DirectX 11: More Notable Than DirectX 10?
I still remember when ATI launched the original Radeon in 2000. Brian Hentschel called me up to ask for my opinion on the chip’s name, and I remember thinking Radeon was horrible. Shows you how well I’d do in PR. That architecture emphasized the gaming experience, with two pixel pipelines and three texture units per pipeline. Though the Radeon had a fairly high texel rate, pixel fill rate was what won the day back then, and the decision to “go pretty” ceded the performance battle to Nvidia.
With R300 in 2002, ATI went the other way, putting its money behind eight pixel pipelines, each with a single texture unit—the focus was on performance—and the bet paid off. ATI smoked the GeForce4 Ti 4600 and fared well enough against an embarrassingly-loud GeForce FX 5800 Ultra.
Performance or experience—which is better? With the Radeon HD 5870, ATI says it’s gunning for both. We’ve already covered the architecture, ATI’s key to delivering performance with Cypress. Now let’s take a closer look at the experience. ATI is relying on three components enabled through hardware here: its Eyefinity technology, Stream, and DirectX 11.
Right off the bat, I think it’s fairly safe to say that for all of the hoopla ATI made about its DirectX 10.1 support, real gamers in the real world never saw a tangible benefit. I’ve played S.T.A.L.K.E.R.; I’ve played H.A.W.X. The experience on a DirectX 10 card versus DirectX 10.1 is not worth mention. And for that matter, I’d also argue that DirectX 10 hasn’t had as profound on impact on gaming experience as prior versions of the API. Why should we believe DirectX 11 is going to be any more prolific than its predecessor?
The reality of the situation is that DirectX 11 probably won’t be as impactful as DirectX 8 or 9, both of which introduced key shading capabilities. But it is seen as the next logical step for ISVs still working with DirectX 9, since it’s a super-set of DirectX 10/10.1 supporting existing hardware, plus DX11 cards. Microsoft has made sure it's easier to code with DX11, so we really are expecting to see a faster up-take of the API than DirectX 10.
The notable features supported by DX11 are illustrated in the chart below.

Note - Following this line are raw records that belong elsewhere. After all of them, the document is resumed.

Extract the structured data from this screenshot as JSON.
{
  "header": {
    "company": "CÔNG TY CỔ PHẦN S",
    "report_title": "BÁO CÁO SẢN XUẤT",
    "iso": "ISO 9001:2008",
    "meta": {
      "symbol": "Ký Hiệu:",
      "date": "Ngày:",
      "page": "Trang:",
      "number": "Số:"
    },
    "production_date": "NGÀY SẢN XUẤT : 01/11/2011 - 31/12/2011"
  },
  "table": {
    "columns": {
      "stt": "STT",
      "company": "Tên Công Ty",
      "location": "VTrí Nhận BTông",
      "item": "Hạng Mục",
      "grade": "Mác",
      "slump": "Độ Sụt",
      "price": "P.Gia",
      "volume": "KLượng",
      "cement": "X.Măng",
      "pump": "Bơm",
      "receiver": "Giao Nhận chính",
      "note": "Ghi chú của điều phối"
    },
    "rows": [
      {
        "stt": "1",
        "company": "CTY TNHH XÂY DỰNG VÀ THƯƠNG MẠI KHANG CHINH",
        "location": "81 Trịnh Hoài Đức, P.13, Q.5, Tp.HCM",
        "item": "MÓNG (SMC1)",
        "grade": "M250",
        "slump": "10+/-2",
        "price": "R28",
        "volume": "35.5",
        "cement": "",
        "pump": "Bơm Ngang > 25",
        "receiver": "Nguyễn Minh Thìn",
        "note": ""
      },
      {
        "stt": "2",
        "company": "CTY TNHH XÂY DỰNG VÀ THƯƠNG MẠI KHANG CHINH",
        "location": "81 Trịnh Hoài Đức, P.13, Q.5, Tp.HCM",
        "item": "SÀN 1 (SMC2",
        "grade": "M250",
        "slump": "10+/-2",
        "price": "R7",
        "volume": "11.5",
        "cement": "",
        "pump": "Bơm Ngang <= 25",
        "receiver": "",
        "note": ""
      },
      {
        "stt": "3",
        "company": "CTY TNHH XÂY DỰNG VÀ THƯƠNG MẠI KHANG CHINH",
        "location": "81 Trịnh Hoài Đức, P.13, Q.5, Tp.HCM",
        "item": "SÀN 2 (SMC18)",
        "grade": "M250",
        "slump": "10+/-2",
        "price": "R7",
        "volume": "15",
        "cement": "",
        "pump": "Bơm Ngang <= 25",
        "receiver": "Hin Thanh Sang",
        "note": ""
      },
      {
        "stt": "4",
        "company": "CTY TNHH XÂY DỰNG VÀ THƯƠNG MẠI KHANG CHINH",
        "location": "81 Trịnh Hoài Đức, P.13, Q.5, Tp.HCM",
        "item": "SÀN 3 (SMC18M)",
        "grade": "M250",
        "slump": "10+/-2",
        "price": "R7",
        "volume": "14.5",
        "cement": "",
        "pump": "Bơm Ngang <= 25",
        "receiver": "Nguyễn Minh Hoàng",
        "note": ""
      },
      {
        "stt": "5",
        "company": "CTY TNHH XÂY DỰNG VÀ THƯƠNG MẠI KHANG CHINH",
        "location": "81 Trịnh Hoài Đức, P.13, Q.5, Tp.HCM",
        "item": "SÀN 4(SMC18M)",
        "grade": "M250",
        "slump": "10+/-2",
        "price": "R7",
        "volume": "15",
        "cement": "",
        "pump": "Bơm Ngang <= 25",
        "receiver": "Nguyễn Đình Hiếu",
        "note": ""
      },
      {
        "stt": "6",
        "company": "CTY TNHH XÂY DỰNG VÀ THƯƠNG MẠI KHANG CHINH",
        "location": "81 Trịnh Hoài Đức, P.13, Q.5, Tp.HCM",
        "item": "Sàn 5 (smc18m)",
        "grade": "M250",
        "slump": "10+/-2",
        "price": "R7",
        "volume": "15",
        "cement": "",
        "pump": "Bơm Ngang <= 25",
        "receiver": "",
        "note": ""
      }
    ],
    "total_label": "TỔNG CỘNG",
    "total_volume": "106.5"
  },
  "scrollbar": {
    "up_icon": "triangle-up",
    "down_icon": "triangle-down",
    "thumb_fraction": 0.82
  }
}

|Feature||DirectX 10||DirectX 10.1||DirectX 11|
|BC6/BC7 Texture Compression||-||-||x|
ATI has included tessellation support in its GPUs since 2001. And while I’m not sure how much play those early hardware implementations actually got in the game development world, they’ve helped pave the way for tessellation as it exists today, exposed through a number of different implementations (Catmull-Clark subdivision surface modeling, Bézier patch meshes, n-patches, displacement mapping, and adaptive/continuous tessellation). Of course, the benefits of tessellation are apparent—more polygons mean more detail and hence more realism. And because tessellation is now standardized as a component of DirectX 11, ISVs are more likely to lean on it without the frustration of only supporting one vendor’s hardware. In fact, we saw Rebellion demonstrate tessellation in its upcoming Aliens Vs. Predator title, launching in Q1 of next year.
DirectX 11 also introduces Shader Model 5.0, which offers developers a more object-oriented approach to coding HLSL. Ideally, this will help motivate ISVs to adopt the new API quicker, since programming becomes cleaner and more efficient (for a more specific example of this in practice, check out Fedy’s DirectX 11 preview).
Gamers with multi-core processors should realize performance gains from DirectX 11-based titles by virtue of threading optimizations made to the API. ATI and Nvidia have been shipping multi-threaded drivers for three years now capable of dispatching commands to the GPU in parallel. According to Nvidia, this was worth anywhere from 10 to 40 percent additional performance back in ’06. But DirectX 11 goes even further, allowing the application, DirectX runtime, and driver to run in separate threads. ATI gives the example of loading textures or compiling shaders in parallel with the main rendering thread. In essence, the threading is much more granular, which, almost ironically, should prove more beneficial to AMD and Intel than ATI and Nvidia. Wait. Yeah. That’s a real win for AMD, isn’t it?
Improved texture compression is another one of those developer-oriented enhancements that will benefit gamers through greater rendering quality without the expected corresponding performance hit to memory bandwidth. DirectX 11 includes two new block compression formats: BC6 and BC7. BC6 enables up to 6:1 compression of 16-bit high dynamic range textures with hardware decompression support. BC7 delivers up to 3:1 compression of eight-bit textures and normal maps.